César Vallejo, Georgette y la dulzura
Pese a las mezquindades con la vida y labor de Georgette Philippart, no se debe desconocer que el tiempo de mayor productividad de nuestro poeta mayor lo pasó con ella.
Escribe: Eduardo González Viaña*
El último día de octubre de 1931, una joven francesa que iba todos los días al correo de París en busca de una carta encontró por fin la que esperaba.
Se la remitía desde Moscú César Vallejo, el poeta peruano que, dos años atrás, había comenzado a ser su compañero. La chica, cuyo nombre era Georgette, leyó al lado de la misiva, un poema que la llamaba “Dulzura por dulzura, corazona”.
La crítica especializada en Vallejo no es muy justa con esta mujer. Tan sólo ofrece referencias mínimas y anecdóticas acerca de ella. Sin embargo, estuvieron juntos desde el 16 de febrero de 1927, a las seis de la tarde, cuando el galante peruano se le acercó y, quitándose el sombrero, la invitó a un encuentro en Le Carillon, un café de la avenida Opéra, donde “solía sentarse a caminar”.
Desde el 29, en que comenzaron a vivir juntos hasta el Viernes Santo de 1938, Georgette acompañaría al poeta en hoteles pobres de la Ciudad Luz, en la expulsión de Francia, en los días ardientes de la guerra civil española y en las blancas salas de la clínica Aragó, haciendo de madre amorosa, junto al lecho del enfermo en los tristes días de agonía sin fin.
“Ay, cuánto dinero cuesta ser pobre”, escribió una vez Vallejo hablando de la miseria que compartiera con Georgette, pero al lado de ella conoció, además, los tiempos de su mayor creatividad, así como aquellos que definieron sus convicciones políticas y su destino artístico. Fue ella, por fin, a quien, desde su lecho de moribundo le pidió que tomara papel y lápiz para dictarle el nombre de su defensor ante el tribunal que a todos nos aguarda allá arriba, Dios.

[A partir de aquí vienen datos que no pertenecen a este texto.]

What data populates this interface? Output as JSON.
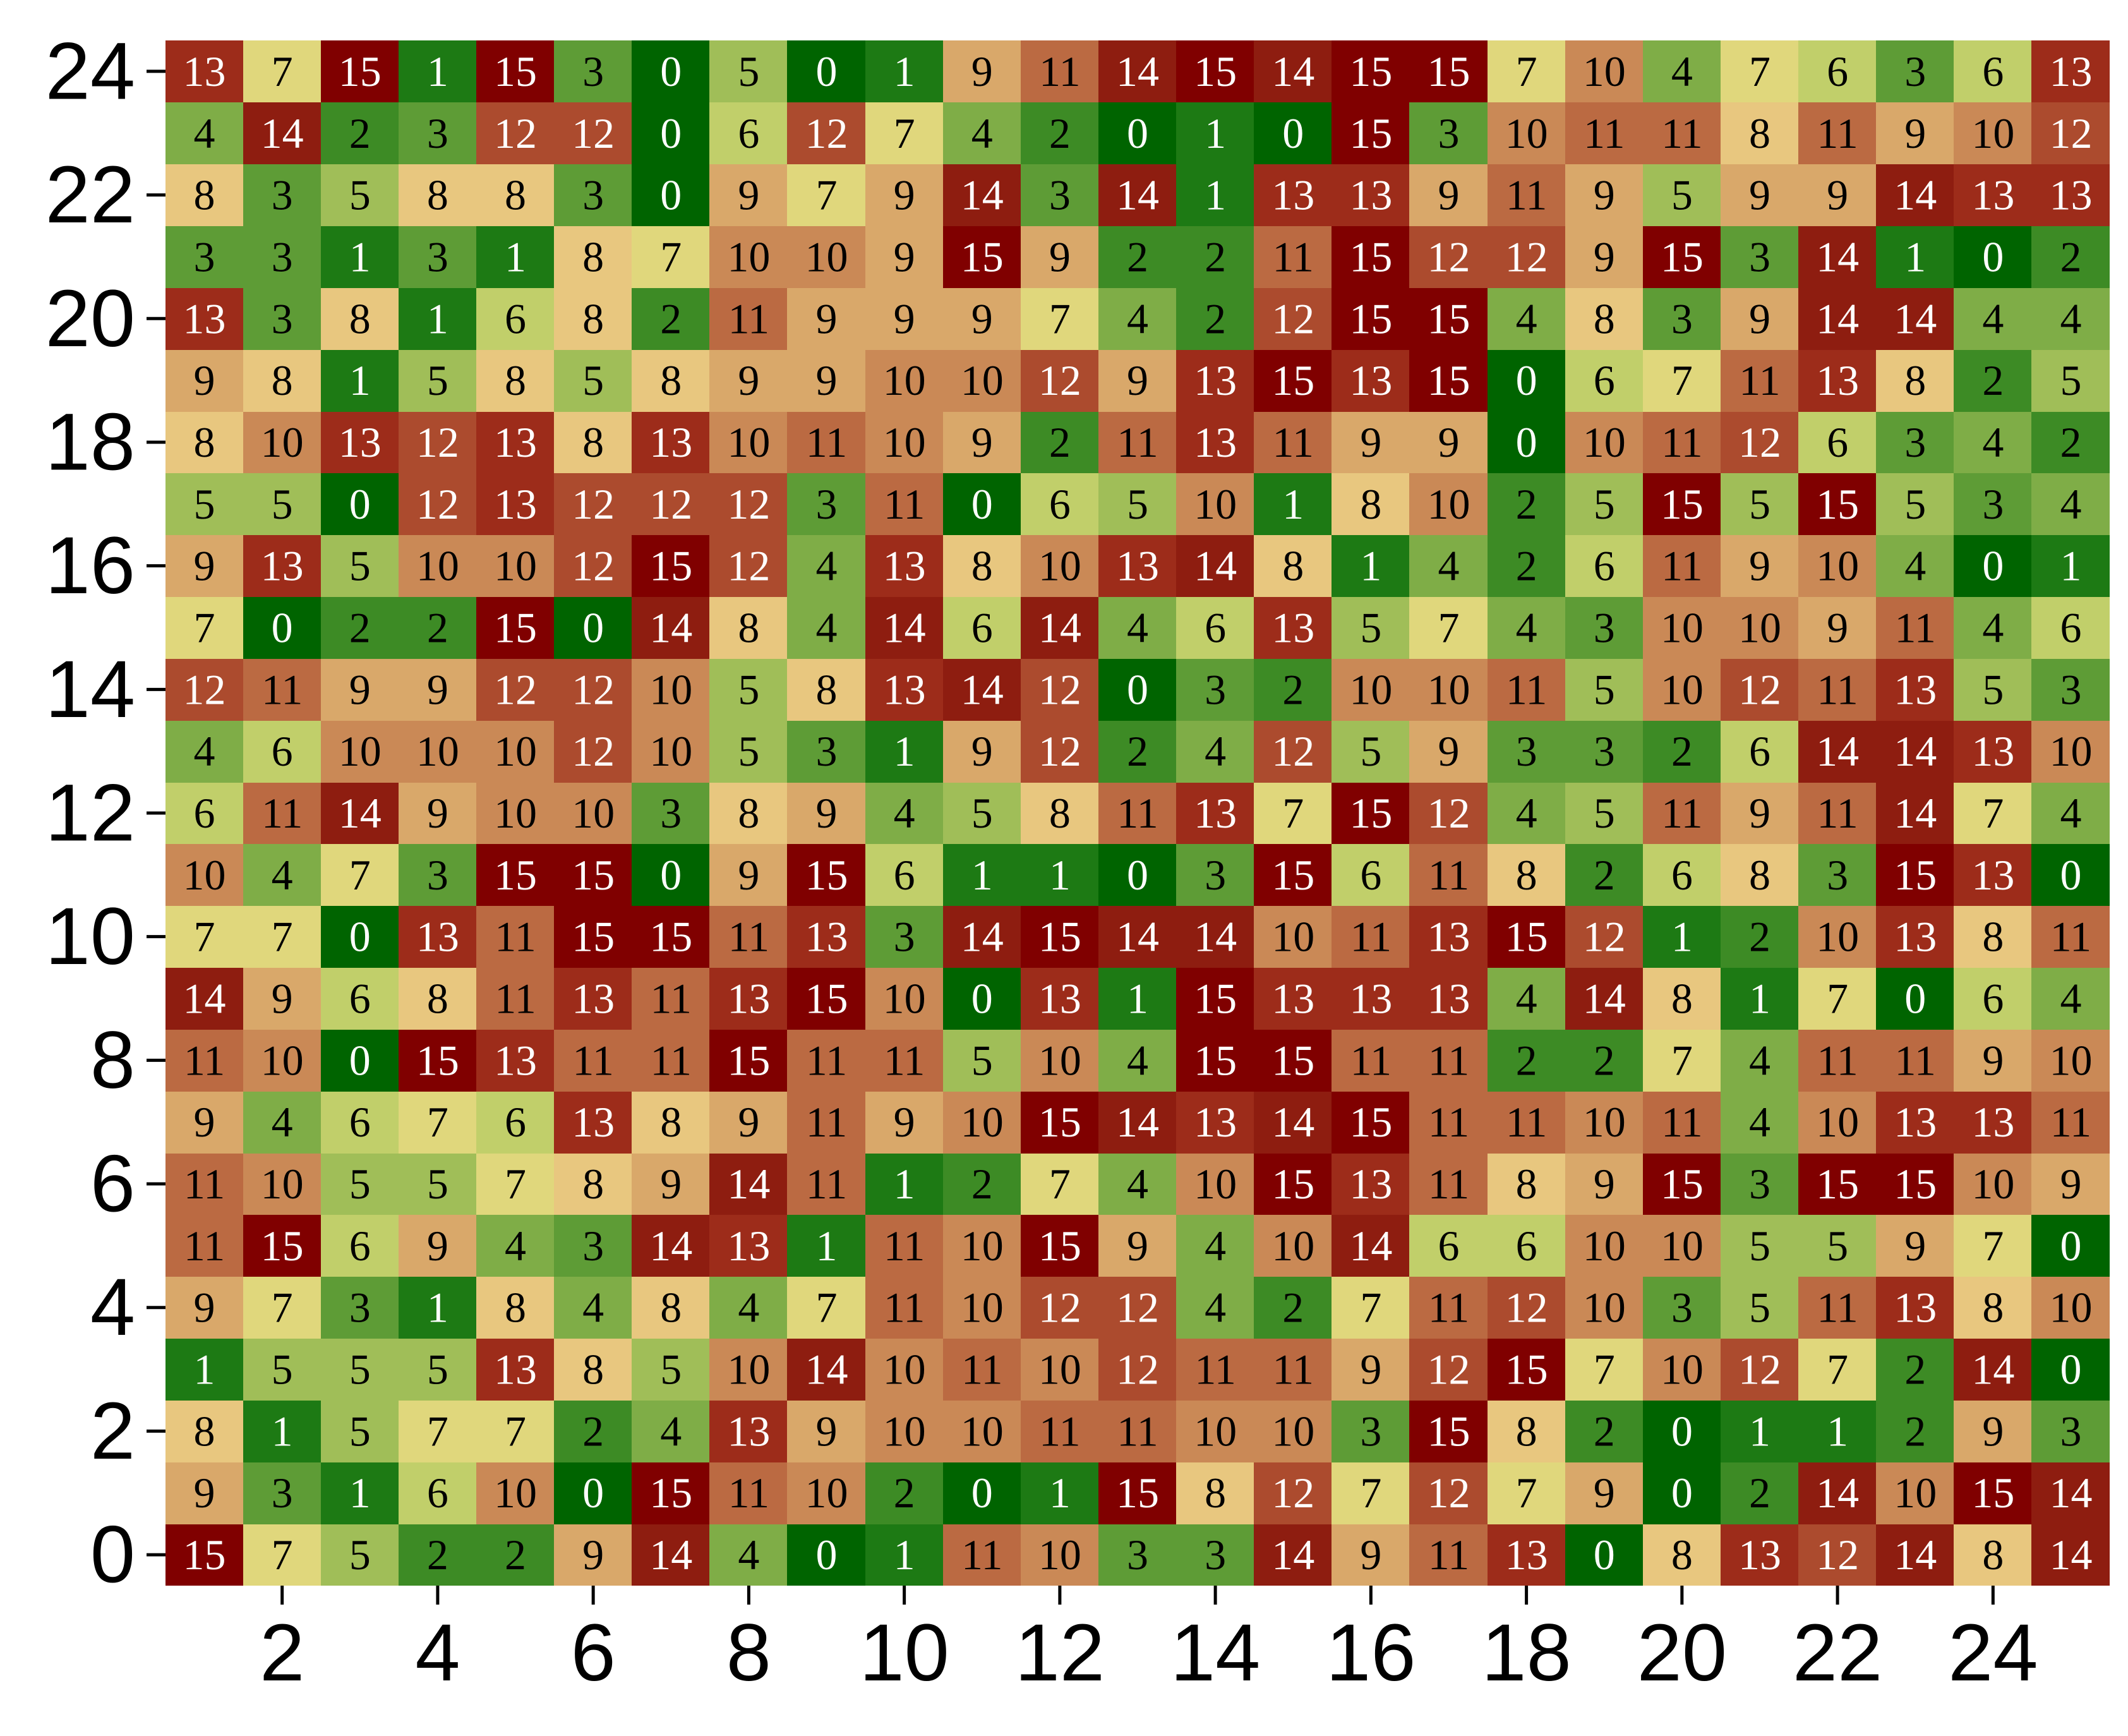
{
  "chart_data": {
    "type": "heatmap",
    "title": "",
    "xlabel": "",
    "ylabel": "",
    "x": [
      1,
      2,
      3,
      4,
      5,
      6,
      7,
      8,
      9,
      10,
      11,
      12,
      13,
      14,
      15,
      16,
      17,
      18,
      19,
      20,
      21,
      22,
      23,
      24,
      25
    ],
    "y": [
      0,
      1,
      2,
      3,
      4,
      5,
      6,
      7,
      8,
      9,
      10,
      11,
      12,
      13,
      14,
      15,
      16,
      17,
      18,
      19,
      20,
      21,
      22,
      23,
      24
    ],
    "x_ticks": [
      2,
      4,
      6,
      8,
      10,
      12,
      14,
      16,
      18,
      20,
      22,
      24
    ],
    "y_ticks": [
      0,
      2,
      4,
      6,
      8,
      10,
      12,
      14,
      16,
      18,
      20,
      22,
      24
    ],
    "value_range": [
      0,
      15
    ],
    "colorscale": [
      "#006400",
      "#1d7a14",
      "#3d8b25",
      "#5e9c36",
      "#7fad47",
      "#a0be58",
      "#c1cf6a",
      "#e0d77c",
      "#e8c77f",
      "#d9a86a",
      "#ca8956",
      "#bb6a42",
      "#ac4b2e",
      "#9d2c1a",
      "#8e1d10",
      "#800000"
    ],
    "grid": false,
    "legend": "none",
    "rows": [
      [
        15,
        7,
        5,
        2,
        2,
        9,
        14,
        4,
        0,
        1,
        11,
        10,
        3,
        3,
        14,
        9,
        11,
        13,
        0,
        8,
        13,
        12,
        14,
        8,
        14
      ],
      [
        9,
        3,
        1,
        6,
        10,
        0,
        15,
        11,
        10,
        2,
        0,
        1,
        15,
        8,
        12,
        7,
        12,
        7,
        9,
        0,
        2,
        14,
        10,
        15,
        14
      ],
      [
        8,
        1,
        5,
        7,
        7,
        2,
        4,
        13,
        9,
        10,
        10,
        11,
        11,
        10,
        10,
        3,
        15,
        8,
        2,
        0,
        1,
        1,
        2,
        9,
        3
      ],
      [
        1,
        5,
        5,
        5,
        13,
        8,
        5,
        10,
        14,
        10,
        11,
        10,
        12,
        11,
        11,
        9,
        12,
        15,
        7,
        10,
        12,
        7,
        2,
        14,
        0
      ],
      [
        9,
        7,
        3,
        1,
        8,
        4,
        8,
        4,
        7,
        11,
        10,
        12,
        12,
        4,
        2,
        7,
        11,
        12,
        10,
        3,
        5,
        11,
        13,
        8,
        10
      ],
      [
        11,
        15,
        6,
        9,
        4,
        3,
        14,
        13,
        1,
        11,
        10,
        15,
        9,
        4,
        10,
        14,
        6,
        6,
        10,
        10,
        5,
        5,
        9,
        7,
        0
      ],
      [
        11,
        10,
        5,
        5,
        7,
        8,
        9,
        14,
        11,
        1,
        2,
        7,
        4,
        10,
        15,
        13,
        11,
        8,
        9,
        15,
        3,
        15,
        15,
        10,
        9
      ],
      [
        9,
        4,
        6,
        7,
        6,
        13,
        8,
        9,
        11,
        9,
        10,
        15,
        14,
        13,
        14,
        15,
        11,
        11,
        10,
        11,
        4,
        10,
        13,
        13,
        11
      ],
      [
        11,
        10,
        0,
        15,
        13,
        11,
        11,
        15,
        11,
        11,
        5,
        10,
        4,
        15,
        15,
        11,
        11,
        2,
        2,
        7,
        4,
        11,
        11,
        9,
        10
      ],
      [
        14,
        9,
        6,
        8,
        11,
        13,
        11,
        13,
        15,
        10,
        0,
        13,
        1,
        15,
        13,
        13,
        13,
        4,
        14,
        8,
        1,
        7,
        0,
        6,
        4
      ],
      [
        7,
        7,
        0,
        13,
        11,
        15,
        15,
        11,
        13,
        3,
        14,
        15,
        14,
        14,
        10,
        11,
        13,
        15,
        12,
        1,
        2,
        10,
        13,
        8,
        11
      ],
      [
        10,
        4,
        7,
        3,
        15,
        15,
        0,
        9,
        15,
        6,
        1,
        1,
        0,
        3,
        15,
        6,
        11,
        8,
        2,
        6,
        8,
        3,
        15,
        13,
        0
      ],
      [
        6,
        11,
        14,
        9,
        10,
        10,
        3,
        8,
        9,
        4,
        5,
        8,
        11,
        13,
        7,
        15,
        12,
        4,
        5,
        11,
        9,
        11,
        14,
        7,
        4
      ],
      [
        4,
        6,
        10,
        10,
        10,
        12,
        10,
        5,
        3,
        1,
        9,
        12,
        2,
        4,
        12,
        5,
        9,
        3,
        3,
        2,
        6,
        14,
        14,
        13,
        10
      ],
      [
        12,
        11,
        9,
        9,
        12,
        12,
        10,
        5,
        8,
        13,
        14,
        12,
        0,
        3,
        2,
        10,
        10,
        11,
        5,
        10,
        12,
        11,
        13,
        5,
        3
      ],
      [
        7,
        0,
        2,
        2,
        15,
        0,
        14,
        8,
        4,
        14,
        6,
        14,
        4,
        6,
        13,
        5,
        7,
        4,
        3,
        10,
        10,
        9,
        11,
        4,
        6
      ],
      [
        9,
        13,
        5,
        10,
        10,
        12,
        15,
        12,
        4,
        13,
        8,
        10,
        13,
        14,
        8,
        1,
        4,
        2,
        6,
        11,
        9,
        10,
        4,
        0,
        1
      ],
      [
        5,
        5,
        0,
        12,
        13,
        12,
        12,
        12,
        3,
        11,
        0,
        6,
        5,
        10,
        1,
        8,
        10,
        2,
        5,
        15,
        5,
        15,
        5,
        3,
        4
      ],
      [
        8,
        10,
        13,
        12,
        13,
        8,
        13,
        10,
        11,
        10,
        9,
        2,
        11,
        13,
        11,
        9,
        9,
        0,
        10,
        11,
        12,
        6,
        3,
        4,
        2
      ],
      [
        9,
        8,
        1,
        5,
        8,
        5,
        8,
        9,
        9,
        10,
        10,
        12,
        9,
        13,
        15,
        13,
        15,
        0,
        6,
        7,
        11,
        13,
        8,
        2,
        5
      ],
      [
        13,
        3,
        8,
        1,
        6,
        8,
        2,
        11,
        9,
        9,
        9,
        7,
        4,
        2,
        12,
        15,
        15,
        4,
        8,
        3,
        9,
        14,
        14,
        4,
        4
      ],
      [
        3,
        3,
        1,
        3,
        1,
        8,
        7,
        10,
        10,
        9,
        15,
        9,
        2,
        2,
        11,
        15,
        12,
        12,
        9,
        15,
        3,
        14,
        1,
        0,
        2
      ],
      [
        8,
        3,
        5,
        8,
        8,
        3,
        0,
        9,
        7,
        9,
        14,
        3,
        14,
        1,
        13,
        13,
        9,
        11,
        9,
        5,
        9,
        9,
        14,
        13,
        13
      ],
      [
        4,
        14,
        2,
        3,
        12,
        12,
        0,
        6,
        12,
        7,
        4,
        2,
        0,
        1,
        0,
        15,
        3,
        10,
        11,
        11,
        8,
        11,
        9,
        10,
        12
      ],
      [
        13,
        7,
        15,
        1,
        15,
        3,
        0,
        5,
        0,
        1,
        9,
        11,
        14,
        15,
        14,
        15,
        15,
        7,
        10,
        4,
        7,
        6,
        3,
        6,
        13
      ]
    ]
  }
}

“Georgette Philippart es la mujer más linda de este encuentro”, afirmó Octavio Paz, en tanto que Pablo Neruda dijo que ella “es la más insoportable”. Ocurrió cuando España vivía bajo las bombas de Franco.
Vallejo acudió con ella al Segundo Congreso Internacional de Escritores para la Defensa de la Cultura -o Congreso de Escritores Antifascistas– de 1937. Hay una buena razón para que me lleguen estos recuerdos. La joven que, al comienzo de esta nota, acudía al correo de París en busca de una carta es la misma que, semana tras semana, tiempo después, iba a ese mismo lugar para depositar los artículos que Vallejo escribía para 34 diarios y revistas del mundo (véase Desde Europa, la monumental recopilación de Jorge Puccinelli).
La compañera de Vallejo también escribía poesía. Masque de chaux, su obra, apareció en Lima en 1977 y corrió el mismo destino que el de la mayoría de los libros de poesía que salen de las prensas peruanas: edición limitada, falta de críticos, mezquindad de reseñas. En su caso, se añadía un inconveniente adicional: estaba escrito en francés.
Amargura, delirio, dolor, lágrimas, miseria, muerte, palidez y sudario son –en orden alfabético– las palabras que más abundan en los 169 poemas del libro, y sus temibles combinaciones hicieron que más de una vez el traductor se sintiera abrumado y a punto de abandonar la tarea.
Lo traduje yo en 1997, a pedido del Instituto de Estudios Vallejianos de Trujillo, y lo publicamos en edición bilingüe como Masque de Chaux. Máscara de cal. El análisis de este libro, y de la posible interrelación entre la obra de Vallejo y la de su esposa, puede aportar derroteros a una investigación crítica que siempre corre el peligro de perderse en la vaguedad y el delirio.
Van estos recuerdos. Viajan por un correo sin estampillas que atraviesa veloz los cielos y los tiempos. Más que esta breve nota, llegará hasta los lectores la imagen de la joven que en el correo de París halló una carta y un verso que la nombraba: “Dulzura por dulzura, corazona”.
*Escritor. Autor de El poder de la ilusión, sus memorias.